What’s more, the women argue, the legislative bodies have failed to prove they are “employers” under Hearne v. Bd. Of Educ. Of City of Chicago, 185 F.3d 770, 777 (7th Cir. 1999) — specifically, that they have sole hiring and firing authority independent of the state. They say the question of their “employer” should be decided after discovery, and the district court erred by relying on extrinsic evidence — the motions to intervene — to grant the state’s motion to dismiss.

The women also raised a public policy issue, arguing that if the Indiana House and Senate were their sole employers, then state government workers would have no recourse when they are harassed or retaliated against by a member of a different branch of government. Here, the women were part of the legislative branch, while Hill was part of the executive.

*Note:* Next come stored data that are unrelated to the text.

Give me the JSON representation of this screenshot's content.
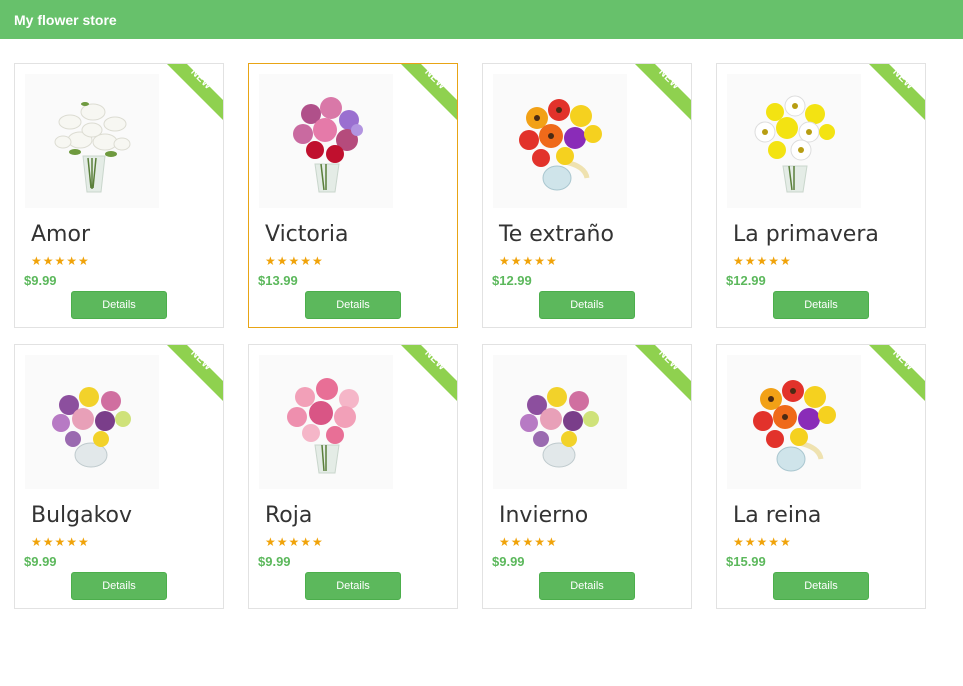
{
  "app": {
    "title": "My flower store"
  },
  "colors": {
    "header": "#67c16b",
    "accent": "#5cb85c",
    "badge": "#8fd14f",
    "star": "#f0a30a",
    "selected_border": "#e8a415"
  },
  "products": [
    {
      "name": "Amor",
      "price": "$9.99",
      "badge": "NEW",
      "rating": 5,
      "stars": "★★★★★",
      "button": "Details",
      "image": "white-lily-bouquet"
    },
    {
      "name": "Victoria",
      "price": "$13.99",
      "badge": "NEW",
      "rating": 5,
      "stars": "★★★★★",
      "button": "Details",
      "image": "pink-purple-bouquet",
      "selected": true
    },
    {
      "name": "Te extraño",
      "price": "$12.99",
      "badge": "NEW",
      "rating": 5,
      "stars": "★★★★★",
      "button": "Details",
      "image": "gerbera-daisy-bouquet"
    },
    {
      "name": "La primavera",
      "price": "$12.99",
      "badge": "NEW",
      "rating": 5,
      "stars": "★★★★★",
      "button": "Details",
      "image": "yellow-white-daisy-bouquet"
    },
    {
      "name": "Bulgakov",
      "price": "$9.99",
      "badge": "NEW",
      "rating": 5,
      "stars": "★★★★★",
      "button": "Details",
      "image": "mixed-purple-bouquet"
    },
    {
      "name": "Roja",
      "price": "$9.99",
      "badge": "NEW",
      "rating": 5,
      "stars": "★★★★★",
      "button": "Details",
      "image": "pink-lily-bouquet"
    },
    {
      "name": "Invierno",
      "price": "$9.99",
      "badge": "NEW",
      "rating": 5,
      "stars": "★★★★★",
      "button": "Details",
      "image": "mixed-purple-bouquet"
    },
    {
      "name": "La reina",
      "price": "$15.99",
      "badge": "NEW",
      "rating": 5,
      "stars": "★★★★★",
      "button": "Details",
      "image": "gerbera-daisy-bouquet"
    }
  ]
}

“The Plaintiffs in this case present a real-life example of what happens in this scenario — victims of discrimination and retaliation resign from their employment and forego (sic) potential career opportunities because they have no true recourse from the alleged acts of sexual harassment and retaliation,” the complaint states. “This is exactly what has happened in this case and why we are now before this Court. In short, for purposes of Title VII, the only way to protect Hoosier employees working in all three branches of the Indiana government is to treat the State as an employer.”

In addition to the merits of their argument, the women also pushed back against the state’s contention that the 7th Circuit lacks jurisdiction to hear their appeal.

The state claims that under Federal Rule of Civil Procedure 54(b), the women did not timely move for the entry of partial final judgment in the district court. Under King v. Newbold and Schaefer v. First Nat’l. Bank of Lincolnwood, the state says the motion was filed nine days late.

But “the Federal Rules of Civil Procedure contain no express deadline for a party to request certification of an order or judgment under Fed. R. Civ. Pro. 54(b),” the women responded. Even under King and Schaefer, they continued, their motion was not “seriously tardy.”

Additionally, the women claimed, they can demonstrate an “extreme hardship” that contributed to the nine-day delay in the April 2020 motion — the COVID-19 pandemic.

Oral arguments in the case — DaSilva, et al. v. State of Indiana, et al., 20-2238 — are scheduled for Dec. 2. Hill will not be participating, nor will his fourth accuser, former State Democratic Rep. Mara Candelaria Reardon.

Reardon was terminated as a plaintiff after the claims against the state were dismissed and Hill was terminated as a defendant.  She is still a party to a case proceeding against Hill in state court.